Остаток дня и ночь прошла беспокойно. Василий бормотал молитвы, преклонив колени на дубовый пол. Из освещения оставил лампады перед иконами, висевшими в углу, остальные свечи задул. Василько лежал на лавке, сложив цепи у себя на груди и смотрел ястребиным взором в потолок, продумывая, так размышлял про себя отец Василий, пути к бегству.

На другое же утро, 6 ноября Святополк Изяславич велел доставить инока к себе в покои. Туда же позвал и знатных киевлян, и думных бояр, всего человек десять, и рассказал им о заговоре, который, по его словам, умыслил против него Василько Ростиславич. Любезный друг и брат его, Давыд Игоревич, тут присутствующий — при этих словах все головы оборотились к тому месту, где сидел волынский князь — поведал-де ему о преступных планах князя Теребовльского. Он-де брата святополкова умертвил (убийство произошло одиннадцать лет назад), а теперь хочет соединиться с князем Владимиром (Мономахом) и убить самого Святополка, и захватить его города. На резонный вопрос одного боярина, зачем же Владимиру теперь убивать Святополка Изяславича и брать Киев, когда сам он, по доброй воле пять лет назад уступил киевский престол Святополку, Давыд Игоревич ответствовал, что все это оттого, что Василько и Владимир испорченные по натуре люди, а, может быть, дьявол повелел поступить так. Поэтому им ничего не стоит переменить намерения и посягнуть на законного князя.

После этого собрание долго шумело и совещалось. Поп Василий молча смотрел на этих людей и думал о том, что распри и война у русских князей в крови. Недели не прошло после Любечского съезда, где они клялись друг другу в вечной любви и верности, как уж один сидит под замком, а двое других придумывают ему наказание.

Обменявшись мнениями, щедро сдобренными бранными словами и оскорблениями в адрес Василька и самих присутствующих здесь, собрание, наконец, притихло, и слово взял краснощекий боярин, имени которого отец Василий не знал, но по внушительному чреву и полушубку, отороченному глянцевым горностаем, догадался, что человек этот не из последних в Киеве. Румяный махнул рукой, призывая к порядку, и заявил:

— Тебе князь, — сказал он, указуя перстом на Святополка, — следует заботиться о голове своей. Если Давыд Игоревич говорит правду, то наказание Васильку справедливо и заслуженно и нечего тут рассуждать доле. Если же солгал волынский князь, то на него падет месть человеческая и Божья, ему и ответ держать. А ты, стало быть, не причем.

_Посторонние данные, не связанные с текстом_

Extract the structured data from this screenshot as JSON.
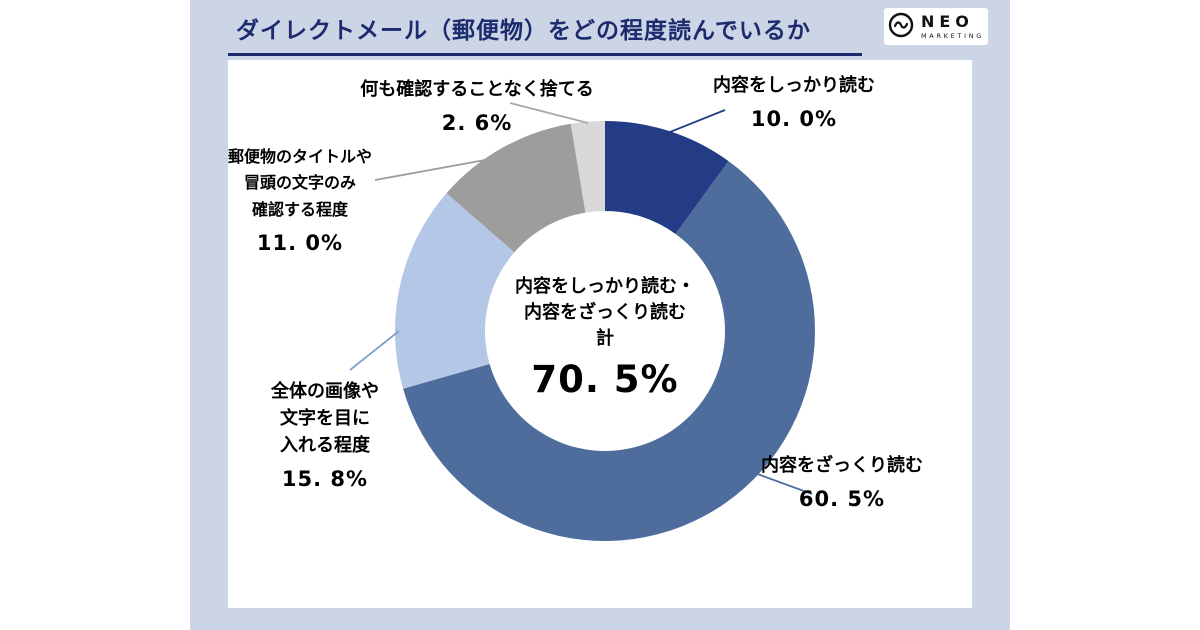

Такой расклад Святополку понравился. Он распорядился обнести присутствующих чарками, и мало кто из них отказался от хмельного пития, несмотря на ранний час и серьезность повода, по которому они собрались.

По окончании схода делегаты разъехались по своим делам, а поп Василий, взяв коня на великокняжеской конюшне, поскакал в город по монастырям и церквам православным. Там он просил немедленно провести себя к игуменам и настоятелям, рассказывал им о сходе в княжеских хоромах и просил помощи и заступничества. Пресвитеры кивали, крестились и помощь обещали. Кто-то самолично явившись к Святополку, кто-то словами, начертанными на бересте или переданными изустно со служкою, заклинали киевского князя отпустить Василько Ростиславича и не причинять ему зла. И каждому Святослав Изяславович отвечал одно и то же: «Это не я, это все Давыд», подразумевая, видимо, что это Давыд Игоревич не хочет выпускать Василька из-под ареста.

Поп Василий послал гонцов к князю Владимиру Всеволодовичу, бывшему у себя в вотчине в Переяславле. Надеялся, что гонец успеет донести недобрую весть, и что князь заступиться за притесняемого, как это не раз бывало.

События, однако, развивались со стремительной быстротой, и гонец Василия опоздал.

В ту же ночь Василько Ростиславича вывели из горницы, где он сидел уже второй день, закованного посадили в телегу и повезли в Белгород, что в десяти верстах от Киева. Поп Василий поехал с ними. Сел на телегу рядом с князем и читал дорогой молитвы.

В Белгороде остановились у небольшой избы, высадили князя и, подталкивая в спину локтями, повели внутрь. Поп Василий шел сам, без понуждения, оглядываясь по дороге, хотя вокруг было не видно не зги, только в окне горел огонек, да конвоировавшие их всадники зажгли факелы.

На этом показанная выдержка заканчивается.